2 Chronicles 17:1-9 - Homiletics
The first chapter of Jehoshaphat's career.
Although to the end Jehoshaphat was neither an unfaithful king nor an unfaithful man, and certainly no apostate, yet the first chapter of his career reads the best. The mounting of the sun was fine, but clouds hung about the noonday sun, and the setting was not a sky of perfect western glory. The unfolding of the bud looked towards a perfect flower, but some blight seemed to visit it, and some worm was in the fruit. The three chief features of this beginning of Jehoshaphat's reign show most healthfully, as follows:—
I. HIS VARIED DETERMINED ATTENTION AND DEVOTION TO HOME . Policy would dictate it, kindness and love would urge it, in all the wide range of its analogies; wisdom would smile upon it; hut duty, with solemn, dignified voice, commands it. The Christian of youngest earliest faith is taught to provide for his own household; the apostles are to begin at Jerusalem; the man of business belies the name and forfeits his character, and brings himself to the ground, if he do not follow a similar rule; and certainly the king and the man in authority, be the nature of his rule what it may, can make himself no exception. We see with satisfaction King Jehoshaphat make his footing sure in this essential way. These all rehearse the principle that every man must rule first the domain of his own innermost kingdom, his own heart and life, where none may rule, nay, none can , except himself—or himself and God!
II. HIS LEGISLATION FOR THE REVIVAL OF THE RELIGIOUS EDUCATION OF THE PEOPLE , AND HIS CARRYING OF THE SAME INTO EFFECT . Ignorance is no safety, though knowledge is responsibility. Mere knowledge, mental gift, mental activity, mental acquisition, mental store, and store of experience, even,—these are no reliable sources of real safety, neither guide nor refuge for the real life. For these, religious education is necessary. Religious education rests on religious knowledge. Religious knowledge rests on religious teaching and teachers, and these mean the teaching and the teachers of revelation. So the right principles of action get reached, and motive dormant or even unborn springs into life and action.

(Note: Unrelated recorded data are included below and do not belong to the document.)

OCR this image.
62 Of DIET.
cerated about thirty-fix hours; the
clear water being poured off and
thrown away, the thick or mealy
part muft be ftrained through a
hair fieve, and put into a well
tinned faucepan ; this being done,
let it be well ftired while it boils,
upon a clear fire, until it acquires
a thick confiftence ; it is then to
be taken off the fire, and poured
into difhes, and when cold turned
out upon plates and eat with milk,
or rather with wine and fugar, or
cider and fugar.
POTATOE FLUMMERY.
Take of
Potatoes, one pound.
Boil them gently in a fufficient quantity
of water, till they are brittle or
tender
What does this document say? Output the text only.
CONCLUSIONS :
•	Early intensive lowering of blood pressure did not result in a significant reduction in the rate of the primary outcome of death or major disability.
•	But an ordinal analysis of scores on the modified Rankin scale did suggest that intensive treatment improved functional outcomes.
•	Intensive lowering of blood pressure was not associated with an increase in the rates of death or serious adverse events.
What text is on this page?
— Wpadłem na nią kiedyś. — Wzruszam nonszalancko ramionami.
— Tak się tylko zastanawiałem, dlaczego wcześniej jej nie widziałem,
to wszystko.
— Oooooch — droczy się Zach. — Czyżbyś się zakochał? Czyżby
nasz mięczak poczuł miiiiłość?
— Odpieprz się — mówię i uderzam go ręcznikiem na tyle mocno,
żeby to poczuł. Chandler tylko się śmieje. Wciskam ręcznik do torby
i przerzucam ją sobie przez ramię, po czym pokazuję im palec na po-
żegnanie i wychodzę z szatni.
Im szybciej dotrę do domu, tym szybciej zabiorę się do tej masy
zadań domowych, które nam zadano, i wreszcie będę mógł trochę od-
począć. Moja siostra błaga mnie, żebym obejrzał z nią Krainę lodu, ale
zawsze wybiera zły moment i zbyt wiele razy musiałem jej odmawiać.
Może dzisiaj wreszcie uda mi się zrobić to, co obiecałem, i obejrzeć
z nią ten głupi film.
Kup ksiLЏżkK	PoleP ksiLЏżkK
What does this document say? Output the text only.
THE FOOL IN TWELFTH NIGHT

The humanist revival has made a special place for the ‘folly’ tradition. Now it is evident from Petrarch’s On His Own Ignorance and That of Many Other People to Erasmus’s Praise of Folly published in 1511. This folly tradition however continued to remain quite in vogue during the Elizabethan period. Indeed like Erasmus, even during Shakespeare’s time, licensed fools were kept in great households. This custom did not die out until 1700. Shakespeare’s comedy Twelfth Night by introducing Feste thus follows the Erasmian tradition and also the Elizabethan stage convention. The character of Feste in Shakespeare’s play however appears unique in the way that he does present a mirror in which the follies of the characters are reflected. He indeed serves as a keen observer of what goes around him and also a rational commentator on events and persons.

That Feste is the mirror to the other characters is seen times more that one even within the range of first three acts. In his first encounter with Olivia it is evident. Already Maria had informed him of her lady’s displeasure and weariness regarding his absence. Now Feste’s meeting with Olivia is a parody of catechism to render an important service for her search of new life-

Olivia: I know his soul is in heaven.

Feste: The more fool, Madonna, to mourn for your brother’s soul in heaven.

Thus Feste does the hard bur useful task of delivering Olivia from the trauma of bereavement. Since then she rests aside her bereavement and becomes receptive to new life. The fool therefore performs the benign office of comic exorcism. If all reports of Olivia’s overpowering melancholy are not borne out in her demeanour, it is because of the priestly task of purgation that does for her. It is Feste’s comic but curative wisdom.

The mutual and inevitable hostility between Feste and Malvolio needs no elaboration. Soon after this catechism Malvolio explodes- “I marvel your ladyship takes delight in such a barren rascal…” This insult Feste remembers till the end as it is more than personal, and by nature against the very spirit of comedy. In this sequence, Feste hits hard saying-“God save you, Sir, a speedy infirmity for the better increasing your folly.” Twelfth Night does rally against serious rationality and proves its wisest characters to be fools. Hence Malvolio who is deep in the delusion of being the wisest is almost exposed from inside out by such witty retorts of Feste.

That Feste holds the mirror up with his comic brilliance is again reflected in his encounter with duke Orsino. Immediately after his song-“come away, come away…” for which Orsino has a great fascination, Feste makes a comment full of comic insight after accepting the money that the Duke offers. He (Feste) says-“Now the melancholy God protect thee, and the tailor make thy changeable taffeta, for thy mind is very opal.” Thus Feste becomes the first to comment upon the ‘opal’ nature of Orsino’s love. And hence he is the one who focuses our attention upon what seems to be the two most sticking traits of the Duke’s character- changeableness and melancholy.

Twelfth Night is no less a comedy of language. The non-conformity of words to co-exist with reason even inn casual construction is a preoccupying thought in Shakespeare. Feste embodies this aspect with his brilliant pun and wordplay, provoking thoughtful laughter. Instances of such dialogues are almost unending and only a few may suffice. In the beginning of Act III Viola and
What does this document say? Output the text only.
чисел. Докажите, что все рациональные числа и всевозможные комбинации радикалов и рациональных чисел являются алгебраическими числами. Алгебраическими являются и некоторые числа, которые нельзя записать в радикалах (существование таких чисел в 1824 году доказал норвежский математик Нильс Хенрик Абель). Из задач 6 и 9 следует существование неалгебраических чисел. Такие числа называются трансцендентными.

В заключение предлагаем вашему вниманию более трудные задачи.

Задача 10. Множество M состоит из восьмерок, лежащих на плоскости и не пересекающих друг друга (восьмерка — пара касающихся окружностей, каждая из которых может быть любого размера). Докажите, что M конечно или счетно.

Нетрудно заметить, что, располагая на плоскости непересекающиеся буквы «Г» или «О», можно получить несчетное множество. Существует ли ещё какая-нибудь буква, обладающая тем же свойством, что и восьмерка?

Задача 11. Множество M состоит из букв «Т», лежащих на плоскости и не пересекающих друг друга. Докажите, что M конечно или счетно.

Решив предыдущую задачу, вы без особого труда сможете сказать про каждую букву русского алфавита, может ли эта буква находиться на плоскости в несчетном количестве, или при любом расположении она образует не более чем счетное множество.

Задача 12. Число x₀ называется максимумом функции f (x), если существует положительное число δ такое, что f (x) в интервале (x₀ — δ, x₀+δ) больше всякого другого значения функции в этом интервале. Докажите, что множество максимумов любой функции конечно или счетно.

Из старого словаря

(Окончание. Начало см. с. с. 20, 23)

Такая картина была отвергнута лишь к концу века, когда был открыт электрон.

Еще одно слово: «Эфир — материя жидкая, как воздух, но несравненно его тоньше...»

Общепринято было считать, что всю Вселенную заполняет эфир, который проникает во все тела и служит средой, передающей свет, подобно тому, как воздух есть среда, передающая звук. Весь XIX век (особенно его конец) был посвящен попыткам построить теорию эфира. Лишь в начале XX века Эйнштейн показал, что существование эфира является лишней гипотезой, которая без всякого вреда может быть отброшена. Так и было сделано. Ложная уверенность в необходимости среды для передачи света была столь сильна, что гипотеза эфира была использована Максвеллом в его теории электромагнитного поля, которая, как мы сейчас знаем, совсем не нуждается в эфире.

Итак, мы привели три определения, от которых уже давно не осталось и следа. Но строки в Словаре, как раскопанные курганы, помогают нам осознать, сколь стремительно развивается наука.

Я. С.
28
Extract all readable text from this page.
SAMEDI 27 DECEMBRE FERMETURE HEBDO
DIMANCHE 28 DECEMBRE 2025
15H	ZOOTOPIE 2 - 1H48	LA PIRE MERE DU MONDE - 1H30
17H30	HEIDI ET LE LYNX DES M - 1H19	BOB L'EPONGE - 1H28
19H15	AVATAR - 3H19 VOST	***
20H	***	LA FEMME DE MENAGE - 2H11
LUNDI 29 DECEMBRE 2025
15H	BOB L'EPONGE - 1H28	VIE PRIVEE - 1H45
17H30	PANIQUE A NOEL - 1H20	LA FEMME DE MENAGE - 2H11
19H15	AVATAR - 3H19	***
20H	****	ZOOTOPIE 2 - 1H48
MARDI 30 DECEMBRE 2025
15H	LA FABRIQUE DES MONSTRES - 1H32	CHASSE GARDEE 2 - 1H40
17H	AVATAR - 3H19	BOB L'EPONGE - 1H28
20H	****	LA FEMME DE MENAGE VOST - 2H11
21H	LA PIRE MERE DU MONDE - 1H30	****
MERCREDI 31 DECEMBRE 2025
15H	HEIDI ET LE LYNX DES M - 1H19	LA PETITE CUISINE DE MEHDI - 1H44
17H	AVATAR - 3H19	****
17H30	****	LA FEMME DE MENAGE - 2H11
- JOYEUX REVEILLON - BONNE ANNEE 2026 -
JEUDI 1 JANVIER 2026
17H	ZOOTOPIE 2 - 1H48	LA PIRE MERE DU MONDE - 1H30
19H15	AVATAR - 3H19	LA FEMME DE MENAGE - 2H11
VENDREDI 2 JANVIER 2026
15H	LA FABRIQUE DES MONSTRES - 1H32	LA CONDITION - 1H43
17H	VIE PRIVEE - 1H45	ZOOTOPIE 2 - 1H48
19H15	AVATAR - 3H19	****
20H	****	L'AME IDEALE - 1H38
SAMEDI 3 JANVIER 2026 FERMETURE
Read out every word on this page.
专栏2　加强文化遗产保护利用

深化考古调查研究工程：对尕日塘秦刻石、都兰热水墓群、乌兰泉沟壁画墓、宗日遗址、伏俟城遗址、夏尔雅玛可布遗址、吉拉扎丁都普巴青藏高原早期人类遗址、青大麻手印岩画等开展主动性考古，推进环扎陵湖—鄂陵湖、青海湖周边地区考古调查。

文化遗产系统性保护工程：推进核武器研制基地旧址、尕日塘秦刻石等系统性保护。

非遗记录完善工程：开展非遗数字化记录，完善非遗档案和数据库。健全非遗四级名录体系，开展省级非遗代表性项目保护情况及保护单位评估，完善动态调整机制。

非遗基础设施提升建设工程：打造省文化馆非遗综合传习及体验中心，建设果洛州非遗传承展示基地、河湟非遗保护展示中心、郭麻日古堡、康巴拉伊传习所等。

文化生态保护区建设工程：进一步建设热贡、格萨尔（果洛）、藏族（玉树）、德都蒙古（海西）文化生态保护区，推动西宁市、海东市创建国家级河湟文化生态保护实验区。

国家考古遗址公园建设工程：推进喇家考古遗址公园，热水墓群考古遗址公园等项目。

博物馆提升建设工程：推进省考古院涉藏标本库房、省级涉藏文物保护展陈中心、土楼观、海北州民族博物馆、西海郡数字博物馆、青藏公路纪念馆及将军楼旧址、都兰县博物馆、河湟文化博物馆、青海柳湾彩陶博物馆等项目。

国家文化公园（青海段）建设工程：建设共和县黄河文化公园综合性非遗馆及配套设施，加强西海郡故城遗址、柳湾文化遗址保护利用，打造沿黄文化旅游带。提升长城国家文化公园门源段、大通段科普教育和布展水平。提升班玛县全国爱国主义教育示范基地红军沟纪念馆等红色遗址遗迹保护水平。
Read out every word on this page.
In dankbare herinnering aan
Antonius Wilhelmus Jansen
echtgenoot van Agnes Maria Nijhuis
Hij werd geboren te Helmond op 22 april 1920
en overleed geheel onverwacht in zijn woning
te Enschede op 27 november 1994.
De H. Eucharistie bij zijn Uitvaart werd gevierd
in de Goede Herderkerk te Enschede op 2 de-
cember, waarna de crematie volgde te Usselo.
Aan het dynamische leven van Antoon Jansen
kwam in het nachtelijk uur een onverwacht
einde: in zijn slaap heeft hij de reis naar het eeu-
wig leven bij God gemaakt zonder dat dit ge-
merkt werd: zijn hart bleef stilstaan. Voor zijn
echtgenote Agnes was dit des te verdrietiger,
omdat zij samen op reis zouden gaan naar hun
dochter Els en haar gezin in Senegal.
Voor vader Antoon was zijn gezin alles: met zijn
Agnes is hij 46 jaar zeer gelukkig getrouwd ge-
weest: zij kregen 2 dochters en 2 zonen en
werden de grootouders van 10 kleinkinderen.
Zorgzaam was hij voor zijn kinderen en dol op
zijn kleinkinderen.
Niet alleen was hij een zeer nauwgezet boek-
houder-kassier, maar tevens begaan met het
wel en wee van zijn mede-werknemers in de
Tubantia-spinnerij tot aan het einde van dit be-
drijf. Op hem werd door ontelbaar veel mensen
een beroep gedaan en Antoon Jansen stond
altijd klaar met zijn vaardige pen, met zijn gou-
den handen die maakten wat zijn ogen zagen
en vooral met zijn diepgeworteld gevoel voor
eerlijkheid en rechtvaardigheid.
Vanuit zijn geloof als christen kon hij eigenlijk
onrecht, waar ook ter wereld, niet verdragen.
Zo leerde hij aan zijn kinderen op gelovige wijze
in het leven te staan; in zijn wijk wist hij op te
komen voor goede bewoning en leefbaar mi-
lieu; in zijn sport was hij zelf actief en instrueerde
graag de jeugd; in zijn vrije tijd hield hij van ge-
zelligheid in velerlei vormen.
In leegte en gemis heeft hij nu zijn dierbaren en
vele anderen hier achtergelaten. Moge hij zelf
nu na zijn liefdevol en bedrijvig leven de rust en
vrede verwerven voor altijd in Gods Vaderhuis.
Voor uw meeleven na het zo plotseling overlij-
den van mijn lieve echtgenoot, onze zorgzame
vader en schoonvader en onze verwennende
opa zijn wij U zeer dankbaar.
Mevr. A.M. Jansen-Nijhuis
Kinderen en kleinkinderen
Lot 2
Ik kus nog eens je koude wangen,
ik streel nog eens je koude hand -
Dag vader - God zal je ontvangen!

Nor is it immaterial to observe—the very opposite, indeed, of immaterial—that, in so complex and multitudinous a life as that of a nation, it must be more than ever hopeless, that any principle can motive its life, any mechanism regulate it, any influence elevate and purify it, except such as work just as religion does, on every individual equally, on the innermost thought and feeling of every individual, and with no secondary force, but with sovereign authoritative command met by willingly conceded obedience from the heart. In nothing throughout all his reign was Jehoshaphat so right as in restoring and paying all attention to the restoring of religious education.
III. THE GREAT , MOST EXCEPTIONAL , AND MOST TO BE DESIRED HARVEST REAPED . The greatness of that harvest was seen in the fact that it was so general, so widespread. "All the lands round about Judah" and "Philistia" and "Arabia" swelled it. They who had silver, brought silver; and they who had flocks, flocks. The exceptional character of it lay in the fact that it was so largely due to moral sources. Jehoshaphat had not as yet waged a war nor fought a battle. But the fame of him round about was as of the coming man. And it may most justly be pronounced a harvest that was to be desired, in that it is more pointedly described, most precisely described as the result of this, that it was, behind and above all else, "the fear of the Lord" that "fell on all." There is no so honourable reward, title, "present," that can be conferred on mortal man, as that which comes to that man by virtue of" the fear of the Lord" falling on those around him, and yet somehow linking him with it. It looks as though he had been very right himself, unusually right; yet in nothing more right, nothing more happy, than in the impression which it would appear he has honestly and successfully given, that it is and has been as the servant and minister of the Lord, that he has been acting, under him, for him, and with the smile of his prospering blessing resting on him, and his seed-sowing and growing.